Tu ne sais pas vraiment comment tu dois faire pour gérer Muze. Tu ne sais pas si tu dois rester ou si tu dois partir. Parce que putain tu te sens coupable. Parce que t’aurais du être avec elle dans ces putains de grottes, et que t’aurais du prendre les coups avec elle. Parce que oui, tu les a entendu parler les survivants, et tu la connais ta Muze. Tu sais qu’elle a prit les coups pour les autres. Tu sais qu’elle a tout donné pour qu’ils se concentrent sur elle. Et meme si elle n’était pas la seule, tu sais qu’elle a prit cher. Trop cher. Et toi, tu aurais pu l’aider. A deux gardes, vous auriez été mieux. Tu as toujours aimé le gout de ton sang, tu aurais pu leur montrer ce que ça fait de frapper quelqu’un qui aime ça. De frapper quelqu’un qui n’a pas peur de saigner, et de souffrir. Tu aurais pu. Mais tu ne l’a pas fait, car comme une lache fougueuse, tu t’es enfuis d’Agro. Ou plutot, tu as été stupide. Tu voulais régler une injustice, et tu as laissé Muze seule. Tu aurais du être avec elle. Tu aurais du être avec elle. Tu aurais du putain. Mais tu n’y étais pas. Tu n’y étais pas, et maintenant tu reste la avec tes regrets, et elle reste avec ses blessures.

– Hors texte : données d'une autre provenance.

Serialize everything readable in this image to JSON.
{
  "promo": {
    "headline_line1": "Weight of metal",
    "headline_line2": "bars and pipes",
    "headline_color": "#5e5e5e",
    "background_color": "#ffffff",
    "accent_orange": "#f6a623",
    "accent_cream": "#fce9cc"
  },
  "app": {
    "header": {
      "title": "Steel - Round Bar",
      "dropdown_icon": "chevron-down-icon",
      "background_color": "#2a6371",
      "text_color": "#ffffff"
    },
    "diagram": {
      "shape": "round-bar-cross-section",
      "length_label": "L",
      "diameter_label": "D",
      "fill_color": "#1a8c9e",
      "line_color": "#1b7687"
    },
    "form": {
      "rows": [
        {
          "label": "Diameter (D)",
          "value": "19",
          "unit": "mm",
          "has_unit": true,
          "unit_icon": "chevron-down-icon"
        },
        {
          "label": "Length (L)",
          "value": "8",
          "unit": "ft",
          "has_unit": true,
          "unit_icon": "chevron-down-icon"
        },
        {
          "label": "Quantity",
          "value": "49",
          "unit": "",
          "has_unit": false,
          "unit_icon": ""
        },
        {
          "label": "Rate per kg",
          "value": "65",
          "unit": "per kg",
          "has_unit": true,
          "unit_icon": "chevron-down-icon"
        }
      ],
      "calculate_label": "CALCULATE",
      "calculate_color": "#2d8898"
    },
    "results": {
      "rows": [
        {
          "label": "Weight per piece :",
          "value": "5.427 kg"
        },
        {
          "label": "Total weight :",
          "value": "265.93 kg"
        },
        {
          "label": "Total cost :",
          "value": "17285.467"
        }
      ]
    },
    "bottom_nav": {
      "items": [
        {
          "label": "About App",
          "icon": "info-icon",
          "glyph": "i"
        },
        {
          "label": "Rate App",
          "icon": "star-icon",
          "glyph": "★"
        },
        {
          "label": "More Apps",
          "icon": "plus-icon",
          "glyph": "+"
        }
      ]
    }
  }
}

Alors tu ne sais pas quoi faire. Mais tu lui fais boire de l’eau et tu lui parles un peu ? Et ta voix hésite, ce qu’elle n’a jamais fait jadis. Tu n’as pas l’habitude d’être faible. Mais ta meilleure amie est en charpie. Et toi tu es la. Tu n’es pas trop blessée, tu n’as pas trop peur, et tu n’as pas perdu l’esprit. Ou peut être que de base, tu n’avais pas l’esprit sain. Alors tu ne peux pas vraiment dire. Mais c’est comme ça oui. Et tu entends Muze qui parle, avec son air perdu. « C’est terminé oui. » Ta voix est plus dure cette fois. « Ce n’est qu’une guerre de plus depuis que nous sommes arrivés sur terre. » Peut être que tu es un peu blasée de tout. Tu t’en fiche, c’est une guerre de plus, une guerre de moins. Tout est si injuste depuis que vous etes la.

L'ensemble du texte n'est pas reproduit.